Ayrıca içerisinde sinema sevgisine, sinema tarihine, sinemanın insan hayatıyla ilişkisine, sansüre, aşka, hristiyanlığa dair ince ayrıntılar barındırmaktadır.
Sinemanın teknik olarak geldiği noktayı ve sinema salonlarının kültürel açıdan o dönemki konumunu en iyi anlatan, bunu da gösterirken de izleyenlere gerçek aşkın yalnızca filmlerde olabileceğini anlatan filmlerdendir.

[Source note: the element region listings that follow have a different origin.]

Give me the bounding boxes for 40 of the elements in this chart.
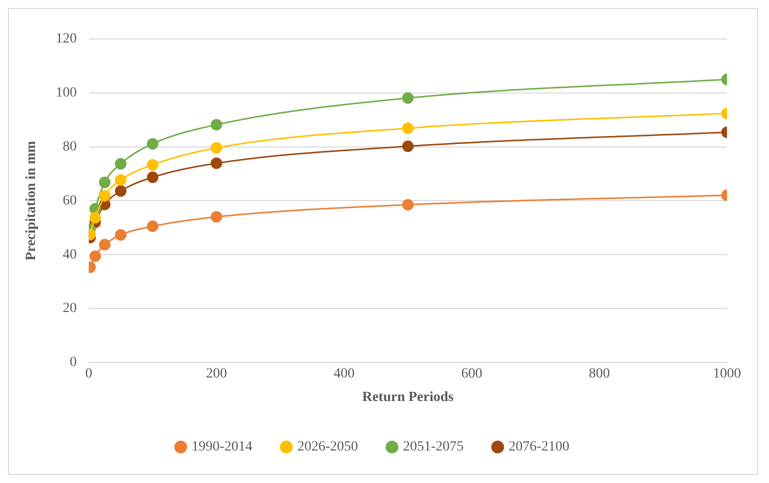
legend-label: 2076-2100 [508, 440, 570, 455]
point [114, 174, 126, 186]
y-tick-label: 40 [62, 247, 77, 262]
x-tick-label: 800 [588, 366, 610, 382]
point [146, 138, 158, 150]
y-tick-label: 120 [56, 32, 77, 47]
point [114, 158, 126, 170]
legend-label: 2026-2050 [297, 440, 358, 455]
legend-label: 1990-2014 [192, 440, 252, 455]
point [146, 172, 158, 184]
point [114, 229, 126, 241]
point [402, 140, 414, 152]
point [402, 122, 414, 134]
y-tick-label: 20 [62, 301, 77, 316]
x-tick-label: 200 [206, 366, 227, 382]
point [402, 92, 414, 104]
point [114, 185, 126, 197]
point [210, 211, 222, 223]
point [99, 176, 111, 188]
point [210, 118, 222, 130]
y-tick-label: 60 [62, 193, 77, 208]
y-tick-label: 100 [56, 86, 77, 101]
x-tick-label: 0 [85, 366, 92, 382]
point [99, 190, 111, 202]
y-tick-label: 0 [70, 355, 77, 370]
point [210, 157, 222, 169]
y-axis-title: Precipitation in mm [24, 140, 40, 260]
legend-label: 2051-2075 [403, 440, 464, 455]
point [99, 238, 111, 250]
y-tick-label: 80 [62, 139, 77, 154]
point [146, 220, 158, 232]
point [89, 212, 101, 224]
point [402, 198, 414, 210]
point [89, 250, 101, 262]
x-tick-label: 400 [334, 366, 355, 382]
x-tick-label: 1000 [713, 366, 741, 382]
point [146, 159, 158, 171]
point [210, 142, 222, 154]
x-tick-label: 600 [461, 366, 482, 382]
x-axis-title: Return Periods [362, 390, 454, 406]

2- Ladri di Biciclette (Bisiklet Hırsızları) / Vittorio De Sica
Yapım Yılı: 1948
Oyuncular: Enzo Staiola, Lamberto Maggiorani, Lianella Carell, Gino Saltamerenda
Ladri di Biciclette, hem tekniği hemde sinematografik estetiği bakımından İtalyan Yeni-Gerçekçilik akımının simgesi olarak kabul edilir.

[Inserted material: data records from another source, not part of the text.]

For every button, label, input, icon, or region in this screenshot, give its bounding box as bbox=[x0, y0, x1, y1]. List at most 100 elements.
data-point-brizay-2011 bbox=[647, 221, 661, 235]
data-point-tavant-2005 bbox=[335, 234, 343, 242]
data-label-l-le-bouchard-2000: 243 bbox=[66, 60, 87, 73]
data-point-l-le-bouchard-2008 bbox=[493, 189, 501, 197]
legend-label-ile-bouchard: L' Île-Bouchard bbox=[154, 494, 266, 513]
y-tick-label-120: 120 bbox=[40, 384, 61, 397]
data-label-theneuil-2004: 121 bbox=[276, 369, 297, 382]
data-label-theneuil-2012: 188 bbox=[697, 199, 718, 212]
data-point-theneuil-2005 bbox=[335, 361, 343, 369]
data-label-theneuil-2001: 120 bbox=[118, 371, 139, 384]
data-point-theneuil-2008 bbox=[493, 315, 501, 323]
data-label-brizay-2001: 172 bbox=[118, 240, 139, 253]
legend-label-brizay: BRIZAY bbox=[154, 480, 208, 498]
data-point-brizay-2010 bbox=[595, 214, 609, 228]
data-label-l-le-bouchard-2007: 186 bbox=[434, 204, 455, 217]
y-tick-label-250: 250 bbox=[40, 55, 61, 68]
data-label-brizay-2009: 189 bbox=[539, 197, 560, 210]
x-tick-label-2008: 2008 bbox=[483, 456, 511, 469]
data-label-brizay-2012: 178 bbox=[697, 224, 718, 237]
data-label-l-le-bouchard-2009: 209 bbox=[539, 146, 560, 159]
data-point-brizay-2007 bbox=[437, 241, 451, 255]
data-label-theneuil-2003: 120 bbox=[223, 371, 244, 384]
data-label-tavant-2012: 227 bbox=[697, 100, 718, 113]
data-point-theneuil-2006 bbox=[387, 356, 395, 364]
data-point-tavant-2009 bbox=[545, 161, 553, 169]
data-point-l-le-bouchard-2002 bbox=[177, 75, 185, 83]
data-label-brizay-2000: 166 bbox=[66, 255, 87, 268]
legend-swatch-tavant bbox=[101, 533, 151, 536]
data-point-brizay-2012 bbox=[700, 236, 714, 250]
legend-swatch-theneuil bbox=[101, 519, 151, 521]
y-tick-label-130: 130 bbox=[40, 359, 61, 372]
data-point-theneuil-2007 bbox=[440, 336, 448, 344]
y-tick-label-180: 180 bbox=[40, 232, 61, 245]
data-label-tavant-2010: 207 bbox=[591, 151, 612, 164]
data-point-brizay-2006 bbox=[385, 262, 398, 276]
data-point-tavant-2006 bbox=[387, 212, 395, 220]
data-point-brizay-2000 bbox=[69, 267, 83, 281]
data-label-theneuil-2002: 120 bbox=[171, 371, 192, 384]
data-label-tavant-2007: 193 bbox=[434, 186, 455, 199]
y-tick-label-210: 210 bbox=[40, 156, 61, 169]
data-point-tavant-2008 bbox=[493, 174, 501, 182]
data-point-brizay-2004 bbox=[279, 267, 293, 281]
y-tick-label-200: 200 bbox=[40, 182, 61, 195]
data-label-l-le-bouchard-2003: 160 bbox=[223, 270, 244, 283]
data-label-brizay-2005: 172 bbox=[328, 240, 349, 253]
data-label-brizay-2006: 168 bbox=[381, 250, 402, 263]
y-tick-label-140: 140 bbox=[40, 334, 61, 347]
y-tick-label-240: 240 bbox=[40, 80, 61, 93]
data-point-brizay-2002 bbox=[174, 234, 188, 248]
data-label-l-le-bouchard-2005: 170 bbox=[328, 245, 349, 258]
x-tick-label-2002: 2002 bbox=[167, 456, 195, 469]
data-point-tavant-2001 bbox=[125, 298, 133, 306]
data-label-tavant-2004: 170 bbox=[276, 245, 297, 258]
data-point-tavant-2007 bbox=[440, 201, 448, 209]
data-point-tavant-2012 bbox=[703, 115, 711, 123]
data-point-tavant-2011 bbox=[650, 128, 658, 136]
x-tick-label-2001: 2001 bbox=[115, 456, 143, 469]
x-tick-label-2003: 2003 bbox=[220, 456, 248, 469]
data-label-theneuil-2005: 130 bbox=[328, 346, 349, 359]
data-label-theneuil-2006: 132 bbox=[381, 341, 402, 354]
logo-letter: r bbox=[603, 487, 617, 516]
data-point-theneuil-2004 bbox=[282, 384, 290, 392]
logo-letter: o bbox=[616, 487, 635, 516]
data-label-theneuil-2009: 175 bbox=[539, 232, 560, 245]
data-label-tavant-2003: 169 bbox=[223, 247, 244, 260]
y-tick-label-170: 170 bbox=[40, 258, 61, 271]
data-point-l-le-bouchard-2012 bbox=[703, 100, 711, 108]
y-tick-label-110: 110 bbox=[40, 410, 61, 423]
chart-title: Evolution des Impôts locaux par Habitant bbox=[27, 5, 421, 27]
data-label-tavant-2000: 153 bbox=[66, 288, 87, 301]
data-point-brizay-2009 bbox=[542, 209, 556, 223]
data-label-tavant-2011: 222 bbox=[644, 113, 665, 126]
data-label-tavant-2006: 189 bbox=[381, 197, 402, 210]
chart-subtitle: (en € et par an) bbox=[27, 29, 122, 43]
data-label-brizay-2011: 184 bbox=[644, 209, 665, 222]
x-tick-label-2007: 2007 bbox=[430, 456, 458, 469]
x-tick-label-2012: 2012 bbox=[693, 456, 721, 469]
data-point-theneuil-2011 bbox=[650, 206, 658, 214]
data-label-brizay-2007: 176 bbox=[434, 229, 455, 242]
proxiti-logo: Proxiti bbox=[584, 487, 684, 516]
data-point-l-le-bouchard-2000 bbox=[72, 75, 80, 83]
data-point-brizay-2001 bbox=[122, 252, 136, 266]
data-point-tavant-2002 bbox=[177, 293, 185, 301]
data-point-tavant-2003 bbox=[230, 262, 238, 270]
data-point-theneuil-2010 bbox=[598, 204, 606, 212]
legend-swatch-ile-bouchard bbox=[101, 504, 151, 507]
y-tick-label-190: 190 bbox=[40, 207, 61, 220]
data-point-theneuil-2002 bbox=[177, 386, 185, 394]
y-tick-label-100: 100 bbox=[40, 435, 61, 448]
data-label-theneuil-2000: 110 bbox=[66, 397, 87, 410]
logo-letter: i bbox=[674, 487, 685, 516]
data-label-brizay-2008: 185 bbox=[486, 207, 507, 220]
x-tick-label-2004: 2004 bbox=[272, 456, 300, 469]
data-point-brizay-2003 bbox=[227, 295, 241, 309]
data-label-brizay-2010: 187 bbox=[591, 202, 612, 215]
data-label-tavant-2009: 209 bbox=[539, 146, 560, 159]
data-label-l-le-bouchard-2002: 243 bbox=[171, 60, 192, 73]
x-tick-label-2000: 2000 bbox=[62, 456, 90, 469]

Filmde, yönetmen İkinci Dünya Savaşı sonrasında fakirleşmiş Roma şehrinin içerisinde var olma mücadelesi veren işçi sınıfının sıradan yaşamı gözler önüne serilmektedir.

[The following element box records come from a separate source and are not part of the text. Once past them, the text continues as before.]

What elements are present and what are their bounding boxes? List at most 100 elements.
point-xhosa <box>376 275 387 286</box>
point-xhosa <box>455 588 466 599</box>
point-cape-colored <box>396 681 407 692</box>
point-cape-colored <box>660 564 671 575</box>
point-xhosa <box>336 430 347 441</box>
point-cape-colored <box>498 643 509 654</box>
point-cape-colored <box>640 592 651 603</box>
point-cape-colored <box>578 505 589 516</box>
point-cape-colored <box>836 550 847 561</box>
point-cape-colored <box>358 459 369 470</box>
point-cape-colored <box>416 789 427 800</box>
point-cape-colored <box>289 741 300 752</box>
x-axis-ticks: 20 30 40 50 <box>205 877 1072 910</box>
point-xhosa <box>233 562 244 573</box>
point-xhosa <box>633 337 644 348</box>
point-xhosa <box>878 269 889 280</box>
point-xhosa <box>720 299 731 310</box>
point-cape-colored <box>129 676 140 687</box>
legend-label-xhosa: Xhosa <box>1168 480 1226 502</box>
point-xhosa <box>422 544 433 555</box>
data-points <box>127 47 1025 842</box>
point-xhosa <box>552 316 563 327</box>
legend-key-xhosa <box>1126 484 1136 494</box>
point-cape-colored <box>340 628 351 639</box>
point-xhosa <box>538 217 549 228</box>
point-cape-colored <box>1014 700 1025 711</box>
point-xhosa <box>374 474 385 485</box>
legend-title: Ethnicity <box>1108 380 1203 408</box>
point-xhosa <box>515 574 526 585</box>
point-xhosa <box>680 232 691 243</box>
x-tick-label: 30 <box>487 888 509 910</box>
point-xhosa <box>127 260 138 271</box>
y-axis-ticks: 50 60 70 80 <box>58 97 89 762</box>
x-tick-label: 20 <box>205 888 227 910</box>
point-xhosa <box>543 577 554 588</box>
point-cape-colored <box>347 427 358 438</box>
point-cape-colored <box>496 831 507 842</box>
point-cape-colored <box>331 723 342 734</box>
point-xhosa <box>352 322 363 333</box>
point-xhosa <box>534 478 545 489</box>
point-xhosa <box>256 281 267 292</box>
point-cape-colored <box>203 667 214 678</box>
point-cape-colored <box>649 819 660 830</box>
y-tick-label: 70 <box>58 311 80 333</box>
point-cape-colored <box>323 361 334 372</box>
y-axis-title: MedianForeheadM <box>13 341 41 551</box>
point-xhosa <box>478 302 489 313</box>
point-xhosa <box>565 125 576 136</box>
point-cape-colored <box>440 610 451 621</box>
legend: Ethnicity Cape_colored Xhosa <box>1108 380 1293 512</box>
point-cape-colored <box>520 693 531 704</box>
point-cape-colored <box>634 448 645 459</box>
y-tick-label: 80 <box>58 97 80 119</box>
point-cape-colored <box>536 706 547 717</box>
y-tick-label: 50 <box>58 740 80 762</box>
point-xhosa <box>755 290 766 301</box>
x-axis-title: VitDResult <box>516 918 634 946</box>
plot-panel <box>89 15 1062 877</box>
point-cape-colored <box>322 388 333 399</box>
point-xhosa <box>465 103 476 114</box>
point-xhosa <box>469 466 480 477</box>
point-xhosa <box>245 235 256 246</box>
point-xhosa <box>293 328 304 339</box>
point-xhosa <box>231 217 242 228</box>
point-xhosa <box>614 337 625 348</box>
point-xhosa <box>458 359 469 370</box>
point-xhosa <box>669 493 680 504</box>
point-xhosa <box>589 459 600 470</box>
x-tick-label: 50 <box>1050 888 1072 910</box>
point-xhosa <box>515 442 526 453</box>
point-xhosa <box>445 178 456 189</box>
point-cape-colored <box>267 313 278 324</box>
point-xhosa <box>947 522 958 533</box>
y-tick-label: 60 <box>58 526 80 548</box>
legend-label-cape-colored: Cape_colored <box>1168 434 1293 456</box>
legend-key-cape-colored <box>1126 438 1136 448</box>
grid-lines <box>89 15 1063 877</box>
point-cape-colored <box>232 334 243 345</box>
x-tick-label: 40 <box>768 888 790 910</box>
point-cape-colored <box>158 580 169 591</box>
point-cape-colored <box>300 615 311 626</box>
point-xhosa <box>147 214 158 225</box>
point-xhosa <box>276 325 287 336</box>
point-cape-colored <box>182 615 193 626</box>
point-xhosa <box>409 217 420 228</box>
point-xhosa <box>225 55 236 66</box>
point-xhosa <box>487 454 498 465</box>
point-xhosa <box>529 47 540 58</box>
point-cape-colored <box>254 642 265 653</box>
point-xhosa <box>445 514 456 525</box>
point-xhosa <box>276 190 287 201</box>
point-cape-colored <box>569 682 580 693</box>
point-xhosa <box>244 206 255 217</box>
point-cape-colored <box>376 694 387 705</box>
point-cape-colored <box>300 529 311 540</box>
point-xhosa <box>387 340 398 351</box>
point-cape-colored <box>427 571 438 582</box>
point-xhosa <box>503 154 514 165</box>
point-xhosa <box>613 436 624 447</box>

Benzersiz bir yalınlıkla, zor iş bulan işsiz birinin bisikletinin çalınması dramatik bir şekilde anlatılmaktadır. Çekimleri baştan sona kadar siyah-beyaz olarak gerçekleştirilmiştir.
İtalyan hükümetinin İtalya'yı kötü tanıttığı gerekçesiyle bir dönem gösterimini yasaklağı bir filmdir. İkinci Dünya Savaşı sonrasındaki yaşanan sefalet çıplaklıkla gözler önüne serilmektedir.
Filmde yer alan tüm oyuncular tamamen amatördür. Çekimlerin tamamı herhangi bir stüdyo olmadan Roma şehrinin içinde gerçekleşmiştir.
Yalın anlatım dili ve sinematografinin eşsiz güzelliği mükemmel bir film oluşmasına yol açmıştır.
Film, gösterime girdikten günümüze kadar geçen süreçte dünyanın farklı yerlerinden yüzlerce sinemacıyı etkilemiştir.
Ülkemizde ise birçok sinemacıyı etkilemesinin dışında birçok defa hem İstanbul Film Festivali'nde hem de farklı film festivallerinde gösterimleri yapılmıştır. TRT 2, Kanal 6 kanallarında da yayımlanmıştır.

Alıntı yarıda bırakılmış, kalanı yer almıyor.